In this study, an ensemble of MLP networks for SI generation in a DVC framework has been proposed and assessed employing the Stanford-based TDWZ video codec. It has been demonstrated that the proposed model is capable of generating efficient SI for DVC. The proposed scheme estimates SI for the current WZ frame using two adjacently decoded key frames as input. In the proposed methodology, the training of the individual MLPs is done in an offline mode using the training (input, target) patterns which are collected across different video sequences with diversified motion and texture features. The proposed model selects ‘M’ number of trained networks based on MSE metric to form the ensemble model.

Determining an appropriate number of hidden layers and number of hidden units in each of the individual layers is one of the essential assignment in ANN architecture. Therefore, in this study, both (I,H,O) and (I,H 1,H 2,O) structures have been analyzed. The number of hidden units used in the single hidden layer structure are 10, 14, 15, 20, 25, and 30. Similarly, for the two hidden layer structure, the number of hidden units considered are (10, 5), (14, 5), (15, 5), (20, 5), (25, 5), and (30, 5).
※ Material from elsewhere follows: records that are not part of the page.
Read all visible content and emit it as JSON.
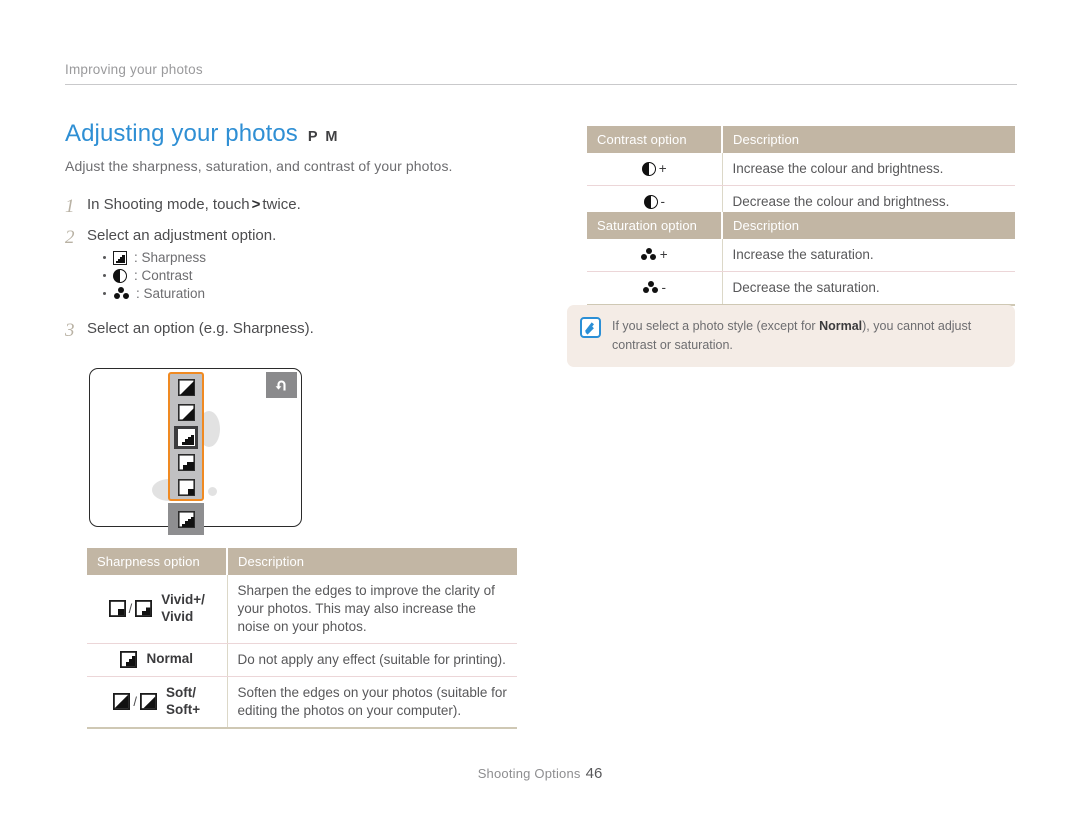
{
  "runhead": {
    "text": "Improving your photos"
  },
  "heading": {
    "title": "Adjusting your photos",
    "modes": "P M",
    "subtitle": "Adjust the sharpness, saturation, and contrast of your photos."
  },
  "steps": [
    {
      "num": "1",
      "text_before": "In Shooting mode, touch",
      "glyph": ">",
      "text_after": "twice."
    },
    {
      "num": "2",
      "text_before": "Select an adjustment option.",
      "glyph": "",
      "text_after": ""
    },
    {
      "num": "3",
      "text_before": "Select an option (e.g. Sharpness).",
      "glyph": "",
      "text_after": ""
    }
  ],
  "bullets": [
    {
      "icon": "sharpness-icon",
      "label": ": Sharpness"
    },
    {
      "icon": "contrast-icon",
      "label": ": Contrast"
    },
    {
      "icon": "saturation-icon",
      "label": ": Saturation"
    }
  ],
  "camera_screen": {
    "back_button_glyph": "↩",
    "selected_index": 2,
    "items": [
      {
        "name": "sharpness-vivid-plus-icon"
      },
      {
        "name": "sharpness-vivid-icon"
      },
      {
        "name": "sharpness-normal-icon"
      },
      {
        "name": "sharpness-soft-icon"
      },
      {
        "name": "sharpness-soft-plus-icon"
      }
    ],
    "extra_item": {
      "name": "sharpness-extra-icon"
    }
  },
  "sharpness_table": {
    "headers": [
      "Sharpness option",
      "Description"
    ],
    "rows": [
      {
        "glyphs": 2,
        "label": "Vivid+/\nVivid",
        "label_lines": [
          "Vivid+/",
          "Vivid"
        ],
        "description": "Sharpen the edges to improve the clarity of your photos. This may also increase the noise on your photos."
      },
      {
        "glyphs": 1,
        "label_lines": [
          "Normal"
        ],
        "description": "Do not apply any effect (suitable for printing)."
      },
      {
        "glyphs": 2,
        "label_lines": [
          "Soft/",
          "Soft+"
        ],
        "description": "Soften the edges on your photos (suitable for editing the photos on your computer)."
      }
    ]
  },
  "contrast_table": {
    "headers": [
      "Contrast option",
      "Description"
    ],
    "rows": [
      {
        "sign": "+",
        "description": "Increase the colour and brightness."
      },
      {
        "sign": "-",
        "description": "Decrease the colour and brightness."
      }
    ]
  },
  "saturation_table": {
    "headers": [
      "Saturation option",
      "Description"
    ],
    "rows": [
      {
        "sign": "+",
        "description": "Increase the saturation."
      },
      {
        "sign": "-",
        "description": "Decrease the saturation."
      }
    ]
  },
  "note": {
    "text_before": "If you select a photo style (except for ",
    "bold": "Normal",
    "text_after": "), you cannot adjust contrast or saturation."
  },
  "footer": {
    "label": "Shooting Options",
    "page": "46"
  },
  "colors": {
    "title": "#2f8fd4",
    "table_header_bg": "#c2b6a4",
    "note_bg": "#f4ece6",
    "highlight_orange": "#f08a22",
    "note_icon": "#2b8fd6"
  }
}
Out of these, four best topologies, namely, (128, 10, 64), (128, 15, 64), (128, 14, 5, 64) and (128, 25, 5, 64) are selected. A dynamically averaging (DA) approach is employed to integrate the SI frames generated from each of the selected networks. The proposed ensemble model shows better generalization capabilities as compared to the individual MLPs.

Comparisons have been made with respect to the existing contemporary video codecs, and from the exhaustive simulations, it has been observed that the proposed ensemble scheme exhibits a better performance in terms of both qualitative and quantitative measures. Additionally, with the help of the statistical test like analysis of variance (ANOVA), it has been further validated that the proposed methodology produces significant enhancement (with 5% significance level) over the benchmark techniques. It has also been exhibited that the proposed scheme is capable of minimizing the estimation error between the generated SI and the corresponding WZ frame.

In future, some advanced machine learning algorithms, namely, convolutional neural network, extreme learning machine, and so on, along with ensemble of these non-linear predictors could be explored to generate a better quality of SI in a DVC framework. Moreover, creating SI frames simultaneously from each of the individual NNs using a MapReduce framework could be another possible extension of the proposed work. Further, a hardware implementation of the proposed framework is also possible.